The Two Tribes ($8), made with Redemption rye whiskey and nutty Cardamaro, the Italian bitter apertif, is an Old Fashioned the way a bespoke suit is business attire. There's a decadent depth to the flavors of orange, apricot, and charred wood that turn up in this glass, thanks to the four to five dashes of Bachman's barrel-aged bitters. To sweeten the Two Tribes, Bachman uses a syrup he makes from palm sugar, which imparts a rounder, more caramelized sweetness than simple syrup made with refined sugar.
This recipe is for serious DIY'ers only, but it's worth the effort.
Bachman named this drink in honor of architect Henry Bacon, who designed the Illinois Centennial Monument, the Doric column erected at the heart of Logan Square, as well as the Lincoln Memorial in Washington, D.C.
The Baconian Cipher ($11), he says, is his take on a Negroni: Herencia reposado tequila stands in for gin; Vermouth di Torino, by the makers of Cocchi Americano, is his chosen sweet vermouth; in lieu of Campari, Bachman employs Gran Classico Bitter, made in Switzerland by Tempus Fugit Spirits; and for a bright, spicy flourish, he shakes in a dash of rye-based tamarind bitters.
To garnish the Baconian Cipher, Bachman briefly grills a skewered and clove-studded orange peel on the restaurant's high-heat robata grill. This is one gorgeous drink, with luscious sweetness countered by deep, brooding and wonderfully complicated bitterness.

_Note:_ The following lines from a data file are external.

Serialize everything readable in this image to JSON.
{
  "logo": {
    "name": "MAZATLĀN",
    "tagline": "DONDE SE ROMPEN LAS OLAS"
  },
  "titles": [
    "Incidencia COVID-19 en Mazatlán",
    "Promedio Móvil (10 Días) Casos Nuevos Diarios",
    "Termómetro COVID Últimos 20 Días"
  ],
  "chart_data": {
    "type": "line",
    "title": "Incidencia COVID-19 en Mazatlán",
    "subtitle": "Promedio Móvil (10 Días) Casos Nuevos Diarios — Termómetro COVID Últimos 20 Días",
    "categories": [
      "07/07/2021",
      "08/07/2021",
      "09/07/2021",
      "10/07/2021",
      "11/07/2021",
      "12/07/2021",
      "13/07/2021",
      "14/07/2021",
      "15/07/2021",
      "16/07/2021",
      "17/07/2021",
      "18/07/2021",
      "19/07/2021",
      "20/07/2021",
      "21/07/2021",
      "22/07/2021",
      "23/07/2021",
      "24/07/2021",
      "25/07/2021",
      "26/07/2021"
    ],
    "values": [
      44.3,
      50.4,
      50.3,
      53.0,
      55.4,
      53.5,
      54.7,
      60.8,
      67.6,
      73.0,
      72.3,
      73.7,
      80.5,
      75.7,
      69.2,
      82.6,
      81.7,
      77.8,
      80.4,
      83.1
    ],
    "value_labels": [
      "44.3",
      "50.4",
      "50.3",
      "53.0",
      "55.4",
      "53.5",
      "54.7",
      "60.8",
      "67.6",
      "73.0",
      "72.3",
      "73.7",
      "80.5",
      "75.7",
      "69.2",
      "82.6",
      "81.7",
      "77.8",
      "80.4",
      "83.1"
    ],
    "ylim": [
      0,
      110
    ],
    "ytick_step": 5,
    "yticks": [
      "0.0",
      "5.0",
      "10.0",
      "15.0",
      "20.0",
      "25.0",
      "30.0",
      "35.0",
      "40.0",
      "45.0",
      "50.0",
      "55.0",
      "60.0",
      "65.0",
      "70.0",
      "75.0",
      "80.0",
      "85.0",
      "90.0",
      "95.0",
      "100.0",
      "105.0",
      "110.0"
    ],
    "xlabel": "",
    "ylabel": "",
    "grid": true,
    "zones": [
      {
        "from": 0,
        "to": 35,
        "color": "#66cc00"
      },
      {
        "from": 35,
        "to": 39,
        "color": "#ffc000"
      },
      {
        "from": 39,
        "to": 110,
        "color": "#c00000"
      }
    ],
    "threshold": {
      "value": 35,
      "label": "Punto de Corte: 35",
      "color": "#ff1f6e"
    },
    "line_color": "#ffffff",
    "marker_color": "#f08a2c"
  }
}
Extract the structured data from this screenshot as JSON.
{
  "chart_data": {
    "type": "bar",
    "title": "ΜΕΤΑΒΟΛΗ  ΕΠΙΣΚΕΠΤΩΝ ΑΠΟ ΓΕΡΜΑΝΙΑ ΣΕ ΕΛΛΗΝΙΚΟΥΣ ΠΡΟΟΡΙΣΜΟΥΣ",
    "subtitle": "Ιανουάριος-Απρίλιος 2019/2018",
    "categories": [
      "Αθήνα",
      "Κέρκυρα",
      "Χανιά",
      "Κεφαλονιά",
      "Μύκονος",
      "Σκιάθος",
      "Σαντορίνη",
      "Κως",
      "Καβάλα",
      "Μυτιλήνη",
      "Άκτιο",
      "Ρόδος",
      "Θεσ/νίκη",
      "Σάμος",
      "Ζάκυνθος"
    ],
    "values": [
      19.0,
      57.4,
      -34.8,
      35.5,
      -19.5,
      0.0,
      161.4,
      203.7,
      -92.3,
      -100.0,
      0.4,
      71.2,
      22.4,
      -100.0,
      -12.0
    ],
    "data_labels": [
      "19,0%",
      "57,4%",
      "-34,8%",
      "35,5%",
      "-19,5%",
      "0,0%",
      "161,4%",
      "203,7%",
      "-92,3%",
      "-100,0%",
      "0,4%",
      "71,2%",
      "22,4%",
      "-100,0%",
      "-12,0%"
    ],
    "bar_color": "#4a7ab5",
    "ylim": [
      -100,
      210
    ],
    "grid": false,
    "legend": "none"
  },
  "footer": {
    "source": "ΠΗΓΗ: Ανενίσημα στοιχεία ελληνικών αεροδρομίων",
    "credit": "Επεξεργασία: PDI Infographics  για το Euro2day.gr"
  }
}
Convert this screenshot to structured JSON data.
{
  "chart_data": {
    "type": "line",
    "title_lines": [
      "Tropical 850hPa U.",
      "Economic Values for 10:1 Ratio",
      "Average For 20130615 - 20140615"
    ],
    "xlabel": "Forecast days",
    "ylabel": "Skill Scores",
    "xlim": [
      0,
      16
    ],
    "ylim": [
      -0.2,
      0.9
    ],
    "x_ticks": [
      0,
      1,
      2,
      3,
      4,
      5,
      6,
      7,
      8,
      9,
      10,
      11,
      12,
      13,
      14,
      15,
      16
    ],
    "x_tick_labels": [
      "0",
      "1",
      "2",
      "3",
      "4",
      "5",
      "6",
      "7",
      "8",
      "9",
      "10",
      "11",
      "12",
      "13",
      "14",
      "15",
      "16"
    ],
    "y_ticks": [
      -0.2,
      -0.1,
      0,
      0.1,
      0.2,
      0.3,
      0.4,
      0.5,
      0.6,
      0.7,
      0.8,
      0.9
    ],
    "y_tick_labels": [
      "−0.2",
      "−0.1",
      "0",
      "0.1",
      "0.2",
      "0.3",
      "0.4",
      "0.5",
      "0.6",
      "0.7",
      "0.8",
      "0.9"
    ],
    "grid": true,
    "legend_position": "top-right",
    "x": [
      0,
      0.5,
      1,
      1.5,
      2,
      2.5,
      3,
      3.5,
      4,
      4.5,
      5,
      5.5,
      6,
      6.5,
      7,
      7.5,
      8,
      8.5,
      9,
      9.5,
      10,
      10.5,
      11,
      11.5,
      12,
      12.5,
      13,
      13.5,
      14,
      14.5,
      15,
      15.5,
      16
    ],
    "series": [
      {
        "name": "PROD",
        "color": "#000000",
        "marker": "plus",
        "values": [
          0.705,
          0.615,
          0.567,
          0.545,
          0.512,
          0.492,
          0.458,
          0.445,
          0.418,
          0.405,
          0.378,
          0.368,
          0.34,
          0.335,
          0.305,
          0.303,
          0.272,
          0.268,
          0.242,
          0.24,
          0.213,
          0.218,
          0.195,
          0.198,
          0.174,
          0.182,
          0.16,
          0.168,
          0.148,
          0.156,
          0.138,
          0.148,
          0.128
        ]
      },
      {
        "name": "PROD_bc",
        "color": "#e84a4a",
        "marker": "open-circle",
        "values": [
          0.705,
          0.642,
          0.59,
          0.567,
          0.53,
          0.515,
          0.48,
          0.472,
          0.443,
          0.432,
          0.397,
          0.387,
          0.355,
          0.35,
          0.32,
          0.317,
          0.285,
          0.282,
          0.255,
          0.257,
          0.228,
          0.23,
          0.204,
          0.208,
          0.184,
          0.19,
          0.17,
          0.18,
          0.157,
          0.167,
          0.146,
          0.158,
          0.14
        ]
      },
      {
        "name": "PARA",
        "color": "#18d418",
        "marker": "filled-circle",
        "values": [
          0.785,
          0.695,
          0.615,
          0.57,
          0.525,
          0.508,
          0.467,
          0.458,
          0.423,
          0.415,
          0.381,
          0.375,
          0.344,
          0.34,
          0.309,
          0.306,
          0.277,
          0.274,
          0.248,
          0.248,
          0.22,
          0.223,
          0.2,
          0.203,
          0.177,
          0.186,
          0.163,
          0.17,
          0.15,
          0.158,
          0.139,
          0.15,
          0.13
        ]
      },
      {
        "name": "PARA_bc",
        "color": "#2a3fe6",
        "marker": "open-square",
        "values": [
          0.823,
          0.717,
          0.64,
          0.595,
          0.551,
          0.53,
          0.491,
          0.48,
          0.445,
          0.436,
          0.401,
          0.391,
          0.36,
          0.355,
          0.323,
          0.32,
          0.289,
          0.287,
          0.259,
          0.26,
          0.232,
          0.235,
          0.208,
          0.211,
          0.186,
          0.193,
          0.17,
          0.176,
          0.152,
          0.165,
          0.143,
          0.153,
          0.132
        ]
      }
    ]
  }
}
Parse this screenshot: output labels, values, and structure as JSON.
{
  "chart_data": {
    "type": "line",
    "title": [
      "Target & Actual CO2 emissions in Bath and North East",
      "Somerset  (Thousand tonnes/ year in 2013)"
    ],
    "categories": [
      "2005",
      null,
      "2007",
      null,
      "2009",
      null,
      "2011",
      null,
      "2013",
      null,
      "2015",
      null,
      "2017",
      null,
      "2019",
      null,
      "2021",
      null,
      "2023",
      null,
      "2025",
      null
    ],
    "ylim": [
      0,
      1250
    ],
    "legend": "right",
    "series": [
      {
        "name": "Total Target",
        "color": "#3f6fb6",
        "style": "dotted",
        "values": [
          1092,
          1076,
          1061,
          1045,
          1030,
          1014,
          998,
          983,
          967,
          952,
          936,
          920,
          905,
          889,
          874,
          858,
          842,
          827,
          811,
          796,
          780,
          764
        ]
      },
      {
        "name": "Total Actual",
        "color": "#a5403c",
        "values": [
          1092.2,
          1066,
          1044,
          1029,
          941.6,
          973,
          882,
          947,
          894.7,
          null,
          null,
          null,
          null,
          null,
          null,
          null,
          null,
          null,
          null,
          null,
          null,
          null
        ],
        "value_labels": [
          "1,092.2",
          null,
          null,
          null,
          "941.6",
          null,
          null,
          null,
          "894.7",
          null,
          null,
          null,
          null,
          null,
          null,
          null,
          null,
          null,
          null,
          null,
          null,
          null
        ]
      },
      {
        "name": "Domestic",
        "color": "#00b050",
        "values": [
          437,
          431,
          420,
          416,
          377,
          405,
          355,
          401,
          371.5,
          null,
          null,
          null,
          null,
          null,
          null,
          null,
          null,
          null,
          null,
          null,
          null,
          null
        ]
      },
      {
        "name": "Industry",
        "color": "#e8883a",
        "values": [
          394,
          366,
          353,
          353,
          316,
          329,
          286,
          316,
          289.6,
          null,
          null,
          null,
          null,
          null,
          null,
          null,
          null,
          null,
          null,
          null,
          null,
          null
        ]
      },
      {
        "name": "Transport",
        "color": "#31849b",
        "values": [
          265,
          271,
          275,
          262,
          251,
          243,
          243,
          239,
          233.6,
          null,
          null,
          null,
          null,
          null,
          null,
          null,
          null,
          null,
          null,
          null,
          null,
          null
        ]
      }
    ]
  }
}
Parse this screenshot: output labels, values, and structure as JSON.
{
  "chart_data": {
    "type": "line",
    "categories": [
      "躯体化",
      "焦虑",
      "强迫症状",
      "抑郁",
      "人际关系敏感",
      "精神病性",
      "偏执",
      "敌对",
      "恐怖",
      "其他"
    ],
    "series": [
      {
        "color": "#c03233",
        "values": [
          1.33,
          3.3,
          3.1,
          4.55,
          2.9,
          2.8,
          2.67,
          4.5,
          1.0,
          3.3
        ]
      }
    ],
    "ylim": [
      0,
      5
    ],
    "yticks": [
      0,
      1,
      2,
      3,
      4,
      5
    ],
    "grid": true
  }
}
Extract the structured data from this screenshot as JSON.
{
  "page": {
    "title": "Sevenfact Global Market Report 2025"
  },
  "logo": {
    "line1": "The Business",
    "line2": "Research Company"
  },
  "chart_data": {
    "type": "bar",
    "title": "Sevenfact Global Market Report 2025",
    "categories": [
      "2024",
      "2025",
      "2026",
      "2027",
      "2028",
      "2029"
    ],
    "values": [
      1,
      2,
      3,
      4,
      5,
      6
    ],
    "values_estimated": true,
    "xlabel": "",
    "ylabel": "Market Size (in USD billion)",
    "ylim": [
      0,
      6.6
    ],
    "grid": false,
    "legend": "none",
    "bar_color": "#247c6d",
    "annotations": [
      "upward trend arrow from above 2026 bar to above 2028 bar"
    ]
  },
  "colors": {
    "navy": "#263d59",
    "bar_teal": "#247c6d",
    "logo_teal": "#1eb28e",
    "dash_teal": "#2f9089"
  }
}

The refreshing Pisco Punch at Yusho blends Don Cesar Especial pisco, pineapple and coconut-infused sencha green tea, and a gomme syrup Bachman enhances with pineapple and umeboshi, pickled Japanese plums. It succeeds at being a light drink with big flavors.
Gin & Tonic
Just by color alone, it's apparent this Gin & Tonic ($8) is different. A base of malty, pinot noir-barrel-aged Ransom Old Tom gin lends Bachman's G.T. its blushing complexion. And by now you should have guessed that he also makes his own tonic syrup, a bracing, quinine-forward concoction that tastes the way tonic should, unlike most blunt and overly sweet commercial brands of tonic water. With its mix of bright citrus, sharp and honest tonic flavors, and robust Old Tom, Yusho's Gin & Tonic goes to show what a difference care can make.